Son crime ? Avoir émis quelques doutes sur la réelle efficacité de la BRI (Brigade de recherche et d’intervention) lors des attentats du vendredi 13 dernier.
Cette question, nombre de gens, personnalités ou simples anonymes se la posent, non sans quelque raison. Une autre question, que ne s’est pas bien longtemps posée sa direction, consistait à savoir que faire du « trublion ». La réponse est tôt venue : viré dans la journée, tel un malpropre.
Pourtant, l’insolence de Thomas Guénolé était toute relative, puisque pointant juste le dénuement des forces de l’ordre, prises de cours en ce vendredi fatal. Les BRI manquaient donc « gravement d’hommes et de moyens ». Constat conclu par cette audace langagière – mais, après tout, c’est du direct -, qui le fit s’interroger sur une éventuelle démission de Bernard Cazeneuve, ministre de l’Intérieur ; démission qui, selon le journaliste incriminé, pouvait couler de source.
Bon… Il n’y a tout de même pas de quoi en faire un cake aux fraises.
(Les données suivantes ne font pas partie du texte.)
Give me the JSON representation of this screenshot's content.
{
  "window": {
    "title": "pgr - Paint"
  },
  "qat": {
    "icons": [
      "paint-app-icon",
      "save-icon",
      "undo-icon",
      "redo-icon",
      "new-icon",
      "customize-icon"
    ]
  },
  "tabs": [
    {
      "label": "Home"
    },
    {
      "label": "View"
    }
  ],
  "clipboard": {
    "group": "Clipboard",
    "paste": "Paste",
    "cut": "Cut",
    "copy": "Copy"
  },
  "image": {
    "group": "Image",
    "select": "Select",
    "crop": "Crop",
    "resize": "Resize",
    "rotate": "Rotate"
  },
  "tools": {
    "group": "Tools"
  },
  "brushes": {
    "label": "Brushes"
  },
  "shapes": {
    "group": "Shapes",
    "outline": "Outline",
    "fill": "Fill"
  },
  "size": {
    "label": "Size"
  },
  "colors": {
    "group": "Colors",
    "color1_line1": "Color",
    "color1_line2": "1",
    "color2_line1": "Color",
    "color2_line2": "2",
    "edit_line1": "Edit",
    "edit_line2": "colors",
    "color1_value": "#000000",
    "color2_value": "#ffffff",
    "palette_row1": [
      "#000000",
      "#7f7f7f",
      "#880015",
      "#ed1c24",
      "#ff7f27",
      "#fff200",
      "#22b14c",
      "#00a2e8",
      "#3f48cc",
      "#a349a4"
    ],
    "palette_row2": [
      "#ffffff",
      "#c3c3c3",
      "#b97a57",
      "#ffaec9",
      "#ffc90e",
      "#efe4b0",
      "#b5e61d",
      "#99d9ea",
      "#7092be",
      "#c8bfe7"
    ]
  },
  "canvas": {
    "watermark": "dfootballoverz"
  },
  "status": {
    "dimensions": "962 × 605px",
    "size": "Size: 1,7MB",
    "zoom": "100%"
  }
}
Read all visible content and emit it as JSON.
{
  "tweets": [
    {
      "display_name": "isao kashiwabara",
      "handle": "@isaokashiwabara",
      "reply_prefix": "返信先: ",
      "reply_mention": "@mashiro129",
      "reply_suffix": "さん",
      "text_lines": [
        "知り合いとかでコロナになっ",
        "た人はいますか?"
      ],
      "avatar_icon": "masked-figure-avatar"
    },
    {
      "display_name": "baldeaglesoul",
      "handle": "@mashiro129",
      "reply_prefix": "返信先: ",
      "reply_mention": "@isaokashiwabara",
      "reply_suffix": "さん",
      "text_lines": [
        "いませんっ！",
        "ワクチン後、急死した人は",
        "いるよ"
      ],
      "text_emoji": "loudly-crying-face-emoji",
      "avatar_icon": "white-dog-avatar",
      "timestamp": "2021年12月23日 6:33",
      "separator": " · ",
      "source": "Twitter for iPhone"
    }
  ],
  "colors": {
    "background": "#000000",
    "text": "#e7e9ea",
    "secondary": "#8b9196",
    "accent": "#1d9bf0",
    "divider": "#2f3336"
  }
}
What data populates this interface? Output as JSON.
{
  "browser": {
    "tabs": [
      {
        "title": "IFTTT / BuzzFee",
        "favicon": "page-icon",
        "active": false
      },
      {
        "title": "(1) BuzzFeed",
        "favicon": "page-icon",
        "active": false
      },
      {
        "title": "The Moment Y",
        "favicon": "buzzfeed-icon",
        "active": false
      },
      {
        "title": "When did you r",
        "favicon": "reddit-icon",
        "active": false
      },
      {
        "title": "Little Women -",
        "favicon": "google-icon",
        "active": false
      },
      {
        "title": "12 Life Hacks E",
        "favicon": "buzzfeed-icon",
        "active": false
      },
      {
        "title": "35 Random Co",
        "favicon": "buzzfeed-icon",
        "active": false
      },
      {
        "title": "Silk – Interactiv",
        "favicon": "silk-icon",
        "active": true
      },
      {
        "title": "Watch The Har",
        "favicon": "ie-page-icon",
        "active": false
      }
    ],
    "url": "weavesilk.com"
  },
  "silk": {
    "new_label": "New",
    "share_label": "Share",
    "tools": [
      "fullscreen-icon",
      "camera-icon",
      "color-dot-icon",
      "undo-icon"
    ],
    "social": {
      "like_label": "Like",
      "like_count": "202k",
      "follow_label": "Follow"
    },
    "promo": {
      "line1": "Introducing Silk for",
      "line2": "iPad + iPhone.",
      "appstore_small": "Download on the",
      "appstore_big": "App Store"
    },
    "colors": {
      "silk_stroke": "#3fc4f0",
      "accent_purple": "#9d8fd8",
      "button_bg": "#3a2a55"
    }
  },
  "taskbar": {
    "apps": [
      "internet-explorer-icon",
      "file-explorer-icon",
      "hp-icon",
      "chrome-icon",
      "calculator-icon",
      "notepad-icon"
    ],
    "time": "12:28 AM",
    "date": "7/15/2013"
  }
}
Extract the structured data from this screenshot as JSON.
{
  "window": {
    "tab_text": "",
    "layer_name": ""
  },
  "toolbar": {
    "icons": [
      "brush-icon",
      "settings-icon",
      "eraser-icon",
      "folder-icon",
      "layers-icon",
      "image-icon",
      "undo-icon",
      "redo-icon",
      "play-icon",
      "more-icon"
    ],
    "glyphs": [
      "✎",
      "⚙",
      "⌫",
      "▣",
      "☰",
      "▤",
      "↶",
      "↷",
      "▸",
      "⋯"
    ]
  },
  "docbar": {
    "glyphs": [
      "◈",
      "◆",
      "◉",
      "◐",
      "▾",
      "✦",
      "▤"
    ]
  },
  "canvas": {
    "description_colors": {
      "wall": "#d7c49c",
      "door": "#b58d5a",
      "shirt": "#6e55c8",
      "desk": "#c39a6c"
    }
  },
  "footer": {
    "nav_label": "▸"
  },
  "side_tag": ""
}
Et même si Thomas Guénolé a reconnu s’être appuyé, pour sa chronique, sur un article de la publication professionnelle La Lettre A qui s’est révélé « faux », demander la démission d’un ministre, en cas de faute grave ou pas, n’est jamais qu’une des traditionnelles figures de rhétorique, politicienne comme journalistique, depuis au moins le temps de Sully ou de Théophraste Renaudot.
Dans la foulée, Les Inrockuptibles se mêlent de la partie, critiquant son dernier essai, Les jeunes de banlieue mangent-ils les enfants ? Cette fois, que lui est-il reproché ? Par exemple de citer « une étude de 2012 conduite par l’AFEV (Association de la fondation étudiante pour la ville) qui montre que 75 % des Français ont une image positive des jeunes du pays en général, mais près de 60 % ont une image négative des jeunes de banlieue ». Mais aussi de relever ce fait avéré : « Les jeunes de banlieue traîneraient en bandes hostiles au pied des barres d’immeuble ? Celles-ci “ne pèsent que 2 % de la population jeune de cités”, écrit le politologue, renversant le problème : “Les jeunes de banlieue font partie des victimes des problèmes posés par les bandes”. »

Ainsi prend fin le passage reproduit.